The file `metadata.yml` documents dataset-level metadata, including a database description, authors, and funders.

### `traits.yml`

The file `traits.yml` provides the trait definitions used to compile the trait database, including allowable trait values. See [creating a trait dictionary](create_dictionary.html) for more information on the process of creating this file. A `.yml` file is a structured data file where information is presented in a hierarchical format (see [appendix for details](yaml.html)).

### `taxon_list.csv`

The file `taxon_list.csv` is our master list of taxa in the trait database. 

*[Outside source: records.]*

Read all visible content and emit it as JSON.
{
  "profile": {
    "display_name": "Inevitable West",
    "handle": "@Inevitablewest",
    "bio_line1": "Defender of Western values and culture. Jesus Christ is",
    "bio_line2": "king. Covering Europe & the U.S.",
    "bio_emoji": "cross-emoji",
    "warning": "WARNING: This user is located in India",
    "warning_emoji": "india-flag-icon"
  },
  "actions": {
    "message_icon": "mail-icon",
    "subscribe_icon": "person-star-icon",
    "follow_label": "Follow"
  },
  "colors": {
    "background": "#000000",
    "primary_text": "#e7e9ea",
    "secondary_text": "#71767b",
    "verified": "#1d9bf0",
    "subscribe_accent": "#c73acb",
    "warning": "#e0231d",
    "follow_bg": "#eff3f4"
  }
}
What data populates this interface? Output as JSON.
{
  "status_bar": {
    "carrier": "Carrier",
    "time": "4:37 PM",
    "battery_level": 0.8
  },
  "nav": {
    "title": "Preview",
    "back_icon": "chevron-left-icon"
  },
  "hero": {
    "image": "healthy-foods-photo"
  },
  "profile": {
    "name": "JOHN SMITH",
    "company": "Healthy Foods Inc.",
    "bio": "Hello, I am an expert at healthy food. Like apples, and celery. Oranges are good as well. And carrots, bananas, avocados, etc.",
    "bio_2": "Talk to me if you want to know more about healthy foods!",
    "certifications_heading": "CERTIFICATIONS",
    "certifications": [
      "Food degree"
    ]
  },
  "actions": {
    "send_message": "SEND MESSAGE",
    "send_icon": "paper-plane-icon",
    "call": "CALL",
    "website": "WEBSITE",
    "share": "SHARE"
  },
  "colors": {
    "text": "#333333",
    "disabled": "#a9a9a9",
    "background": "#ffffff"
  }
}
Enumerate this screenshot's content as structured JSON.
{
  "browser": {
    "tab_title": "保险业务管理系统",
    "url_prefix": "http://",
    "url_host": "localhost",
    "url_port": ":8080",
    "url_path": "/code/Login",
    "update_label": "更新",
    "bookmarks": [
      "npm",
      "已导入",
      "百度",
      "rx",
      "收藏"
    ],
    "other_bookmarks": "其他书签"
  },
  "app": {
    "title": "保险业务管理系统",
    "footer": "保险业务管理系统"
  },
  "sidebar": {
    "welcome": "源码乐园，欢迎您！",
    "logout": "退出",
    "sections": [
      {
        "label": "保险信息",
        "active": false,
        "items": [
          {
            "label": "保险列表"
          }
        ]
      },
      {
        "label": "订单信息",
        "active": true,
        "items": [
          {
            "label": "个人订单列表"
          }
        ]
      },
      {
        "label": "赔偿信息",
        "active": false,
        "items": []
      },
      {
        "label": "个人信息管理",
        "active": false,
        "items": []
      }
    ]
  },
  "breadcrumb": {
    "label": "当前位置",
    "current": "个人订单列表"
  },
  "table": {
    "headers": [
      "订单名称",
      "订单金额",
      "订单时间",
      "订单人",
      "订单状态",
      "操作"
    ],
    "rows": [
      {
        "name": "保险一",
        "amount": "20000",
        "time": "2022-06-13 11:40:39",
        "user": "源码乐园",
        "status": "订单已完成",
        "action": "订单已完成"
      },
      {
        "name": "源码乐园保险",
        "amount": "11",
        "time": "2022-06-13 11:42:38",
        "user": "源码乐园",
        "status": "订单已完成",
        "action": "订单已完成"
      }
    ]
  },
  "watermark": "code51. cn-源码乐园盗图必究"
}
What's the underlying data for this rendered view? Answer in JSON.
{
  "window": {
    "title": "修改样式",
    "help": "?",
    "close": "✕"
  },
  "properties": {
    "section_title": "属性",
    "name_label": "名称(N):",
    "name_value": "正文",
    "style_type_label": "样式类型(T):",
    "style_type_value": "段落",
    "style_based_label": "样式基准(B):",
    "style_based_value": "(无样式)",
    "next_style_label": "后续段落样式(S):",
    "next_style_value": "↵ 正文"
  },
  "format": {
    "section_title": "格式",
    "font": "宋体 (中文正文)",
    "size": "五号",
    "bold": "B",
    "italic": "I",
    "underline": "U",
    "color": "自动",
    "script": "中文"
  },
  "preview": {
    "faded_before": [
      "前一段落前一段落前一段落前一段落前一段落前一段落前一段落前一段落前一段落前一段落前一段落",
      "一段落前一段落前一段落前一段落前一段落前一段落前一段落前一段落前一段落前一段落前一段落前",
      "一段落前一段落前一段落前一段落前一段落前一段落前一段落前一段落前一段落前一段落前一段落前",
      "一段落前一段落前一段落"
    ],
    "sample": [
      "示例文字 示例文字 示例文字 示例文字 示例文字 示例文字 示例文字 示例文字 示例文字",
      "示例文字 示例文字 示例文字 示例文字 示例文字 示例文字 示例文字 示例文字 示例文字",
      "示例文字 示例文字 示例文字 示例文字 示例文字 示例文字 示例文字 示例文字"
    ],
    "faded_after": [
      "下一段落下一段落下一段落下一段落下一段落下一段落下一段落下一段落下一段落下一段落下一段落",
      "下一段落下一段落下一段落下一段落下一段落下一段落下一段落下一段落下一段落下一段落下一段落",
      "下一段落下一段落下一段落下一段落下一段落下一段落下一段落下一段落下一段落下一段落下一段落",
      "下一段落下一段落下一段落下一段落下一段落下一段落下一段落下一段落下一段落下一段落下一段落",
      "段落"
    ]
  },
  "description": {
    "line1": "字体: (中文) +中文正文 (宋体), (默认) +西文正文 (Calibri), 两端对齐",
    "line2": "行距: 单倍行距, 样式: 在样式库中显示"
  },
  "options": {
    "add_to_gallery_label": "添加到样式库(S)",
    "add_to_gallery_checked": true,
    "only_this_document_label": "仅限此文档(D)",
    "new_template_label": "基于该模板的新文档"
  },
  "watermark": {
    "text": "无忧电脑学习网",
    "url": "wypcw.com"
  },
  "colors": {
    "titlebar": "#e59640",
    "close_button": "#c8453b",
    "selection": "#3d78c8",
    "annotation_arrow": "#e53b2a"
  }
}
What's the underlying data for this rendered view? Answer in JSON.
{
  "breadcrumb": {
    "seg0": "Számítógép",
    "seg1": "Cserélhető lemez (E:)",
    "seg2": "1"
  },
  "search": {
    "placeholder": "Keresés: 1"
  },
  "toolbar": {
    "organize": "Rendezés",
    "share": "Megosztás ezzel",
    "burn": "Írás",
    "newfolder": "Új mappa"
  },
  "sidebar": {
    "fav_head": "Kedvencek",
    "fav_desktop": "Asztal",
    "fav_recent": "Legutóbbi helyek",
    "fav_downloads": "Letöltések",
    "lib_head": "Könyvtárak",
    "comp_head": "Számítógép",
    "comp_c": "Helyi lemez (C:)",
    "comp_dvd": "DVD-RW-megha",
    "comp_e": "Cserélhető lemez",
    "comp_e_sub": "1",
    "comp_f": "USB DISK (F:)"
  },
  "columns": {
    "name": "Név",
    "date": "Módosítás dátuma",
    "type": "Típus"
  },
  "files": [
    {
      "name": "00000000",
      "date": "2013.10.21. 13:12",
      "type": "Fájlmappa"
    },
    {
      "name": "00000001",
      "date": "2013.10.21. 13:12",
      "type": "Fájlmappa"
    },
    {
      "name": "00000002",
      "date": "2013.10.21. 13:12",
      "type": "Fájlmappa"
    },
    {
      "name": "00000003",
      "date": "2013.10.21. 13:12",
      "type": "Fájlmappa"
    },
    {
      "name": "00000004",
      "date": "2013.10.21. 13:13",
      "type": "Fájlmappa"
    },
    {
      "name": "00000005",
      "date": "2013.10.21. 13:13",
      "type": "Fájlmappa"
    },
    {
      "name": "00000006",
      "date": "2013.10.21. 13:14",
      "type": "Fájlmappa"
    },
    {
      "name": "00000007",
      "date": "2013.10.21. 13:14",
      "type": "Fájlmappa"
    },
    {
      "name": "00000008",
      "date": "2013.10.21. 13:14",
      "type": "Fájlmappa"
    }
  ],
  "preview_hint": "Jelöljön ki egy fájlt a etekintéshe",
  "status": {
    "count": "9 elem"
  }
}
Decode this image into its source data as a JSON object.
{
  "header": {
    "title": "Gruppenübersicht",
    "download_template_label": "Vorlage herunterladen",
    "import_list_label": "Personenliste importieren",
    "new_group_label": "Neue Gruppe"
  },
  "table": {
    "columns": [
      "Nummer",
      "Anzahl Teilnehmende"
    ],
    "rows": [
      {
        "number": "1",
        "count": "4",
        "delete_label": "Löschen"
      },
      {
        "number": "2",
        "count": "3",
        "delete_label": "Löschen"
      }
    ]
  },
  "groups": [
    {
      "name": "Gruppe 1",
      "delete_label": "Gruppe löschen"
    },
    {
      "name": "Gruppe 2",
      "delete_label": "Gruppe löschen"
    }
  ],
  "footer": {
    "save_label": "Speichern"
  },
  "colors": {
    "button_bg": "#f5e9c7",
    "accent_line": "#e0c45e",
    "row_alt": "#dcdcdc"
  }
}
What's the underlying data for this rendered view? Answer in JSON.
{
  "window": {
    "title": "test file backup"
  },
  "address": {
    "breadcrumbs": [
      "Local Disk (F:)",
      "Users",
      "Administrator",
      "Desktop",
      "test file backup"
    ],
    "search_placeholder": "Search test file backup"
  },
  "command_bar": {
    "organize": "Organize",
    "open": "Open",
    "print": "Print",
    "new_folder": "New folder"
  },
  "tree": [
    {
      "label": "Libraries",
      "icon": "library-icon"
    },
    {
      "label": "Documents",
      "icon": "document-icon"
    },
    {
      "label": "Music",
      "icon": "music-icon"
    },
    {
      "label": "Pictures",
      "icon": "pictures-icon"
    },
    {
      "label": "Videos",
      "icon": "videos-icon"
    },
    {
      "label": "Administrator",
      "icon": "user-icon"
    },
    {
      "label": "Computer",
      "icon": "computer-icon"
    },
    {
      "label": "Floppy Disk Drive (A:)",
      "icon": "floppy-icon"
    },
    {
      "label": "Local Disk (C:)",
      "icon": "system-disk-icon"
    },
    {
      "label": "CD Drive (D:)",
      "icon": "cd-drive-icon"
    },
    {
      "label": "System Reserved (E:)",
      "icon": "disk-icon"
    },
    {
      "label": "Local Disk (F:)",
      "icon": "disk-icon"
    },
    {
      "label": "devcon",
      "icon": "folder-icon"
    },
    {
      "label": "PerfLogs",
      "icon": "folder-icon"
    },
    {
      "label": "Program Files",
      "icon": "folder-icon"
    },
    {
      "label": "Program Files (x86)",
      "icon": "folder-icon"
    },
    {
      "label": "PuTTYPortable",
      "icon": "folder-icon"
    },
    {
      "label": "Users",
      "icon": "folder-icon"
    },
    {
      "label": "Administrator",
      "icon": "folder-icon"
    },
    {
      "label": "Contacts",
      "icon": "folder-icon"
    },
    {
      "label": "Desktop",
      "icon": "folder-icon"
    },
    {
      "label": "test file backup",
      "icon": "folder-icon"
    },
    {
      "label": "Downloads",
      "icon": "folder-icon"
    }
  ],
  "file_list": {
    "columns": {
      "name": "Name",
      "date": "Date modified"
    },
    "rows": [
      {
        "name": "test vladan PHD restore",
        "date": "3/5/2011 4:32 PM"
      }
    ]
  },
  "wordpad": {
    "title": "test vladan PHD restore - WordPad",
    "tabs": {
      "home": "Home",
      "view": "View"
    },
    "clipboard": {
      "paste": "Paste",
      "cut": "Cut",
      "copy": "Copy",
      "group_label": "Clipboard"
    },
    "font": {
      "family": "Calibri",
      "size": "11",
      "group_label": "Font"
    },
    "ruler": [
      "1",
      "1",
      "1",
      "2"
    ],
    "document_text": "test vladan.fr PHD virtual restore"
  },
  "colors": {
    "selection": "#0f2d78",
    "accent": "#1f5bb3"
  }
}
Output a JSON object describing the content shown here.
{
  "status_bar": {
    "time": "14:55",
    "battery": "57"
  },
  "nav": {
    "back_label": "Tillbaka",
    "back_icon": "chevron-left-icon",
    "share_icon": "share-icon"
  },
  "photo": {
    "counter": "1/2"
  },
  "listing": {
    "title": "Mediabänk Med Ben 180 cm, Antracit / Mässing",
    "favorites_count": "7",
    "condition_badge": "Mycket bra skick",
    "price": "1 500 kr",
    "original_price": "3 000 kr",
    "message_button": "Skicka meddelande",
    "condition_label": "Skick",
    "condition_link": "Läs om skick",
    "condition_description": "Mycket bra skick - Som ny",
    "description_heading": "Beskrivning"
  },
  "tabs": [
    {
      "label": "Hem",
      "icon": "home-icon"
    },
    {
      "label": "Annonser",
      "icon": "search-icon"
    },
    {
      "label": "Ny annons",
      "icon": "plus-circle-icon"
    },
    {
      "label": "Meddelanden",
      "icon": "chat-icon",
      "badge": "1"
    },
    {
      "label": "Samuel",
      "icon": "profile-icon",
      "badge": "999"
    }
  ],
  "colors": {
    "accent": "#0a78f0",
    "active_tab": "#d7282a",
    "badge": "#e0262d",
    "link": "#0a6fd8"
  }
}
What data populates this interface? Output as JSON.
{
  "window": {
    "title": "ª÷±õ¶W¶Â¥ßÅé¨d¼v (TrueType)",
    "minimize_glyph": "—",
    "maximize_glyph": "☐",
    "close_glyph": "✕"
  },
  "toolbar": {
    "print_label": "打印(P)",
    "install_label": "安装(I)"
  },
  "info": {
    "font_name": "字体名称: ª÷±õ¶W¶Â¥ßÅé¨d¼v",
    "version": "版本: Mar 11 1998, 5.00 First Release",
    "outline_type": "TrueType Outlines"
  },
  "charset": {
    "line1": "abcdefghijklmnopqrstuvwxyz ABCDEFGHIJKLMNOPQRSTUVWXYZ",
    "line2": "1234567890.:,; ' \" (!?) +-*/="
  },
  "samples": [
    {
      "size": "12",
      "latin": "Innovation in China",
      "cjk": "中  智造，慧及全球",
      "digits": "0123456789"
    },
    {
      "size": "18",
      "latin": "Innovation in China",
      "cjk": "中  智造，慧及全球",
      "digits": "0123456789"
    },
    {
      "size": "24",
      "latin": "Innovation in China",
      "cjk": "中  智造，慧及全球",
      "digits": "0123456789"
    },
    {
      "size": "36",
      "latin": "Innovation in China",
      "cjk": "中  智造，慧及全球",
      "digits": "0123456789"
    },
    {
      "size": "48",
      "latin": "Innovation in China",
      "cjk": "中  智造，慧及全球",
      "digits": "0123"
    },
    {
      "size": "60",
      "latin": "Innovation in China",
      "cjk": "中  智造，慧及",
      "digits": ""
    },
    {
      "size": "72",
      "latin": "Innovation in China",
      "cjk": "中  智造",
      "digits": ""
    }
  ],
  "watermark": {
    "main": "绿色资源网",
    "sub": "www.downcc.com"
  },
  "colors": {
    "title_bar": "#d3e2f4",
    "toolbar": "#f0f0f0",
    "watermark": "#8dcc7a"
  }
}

It includes all unique taxon names after typos have been corrected (through taxonomic_updates). It includes both accepted/valid taxon concepts and outdated taxonomic names. It includes taxon names indicating a taxon that can be identified to species and names that can only be resolved to a lower taxon rank.

There are only three required columns within `taxon_list.csv`: `aligned_name`, `taxon_name` and `taxon_rank`. In the file, `aligned_name` refers to the taxon name after any typos have been corrected, while `taxon_name` is the taxon name following updates to the currently accepted/valid taxon name (when available). `Taxon_rank` indicates the resolution of the `taxon_name`. 

However, it is best practice to include additional columns when available, including taxon identifiers for species (& infraspecific taxon concepts) or genera that align with known taxon concepts. 

The file `taxon_list.csv` should be added to if a study includes taxa not previously represented in the trait database. It must be compiled outside of the traits.build workflow, as each dataset will use different taxonomic datasets, with different columns of information. 

For AusTraits, the taxonomic datasets referenced are the two vascular plant lists within the National Species Lists (NSL), the APC (Australian Plant Census) and the Australian Plant Name Index (APNI). The workflow used by AusTraits to rebuild the taxon list is available [here](https://github.com/traitecoevo/austraits.build/blob/develop/R/build_update_taxon_list.R).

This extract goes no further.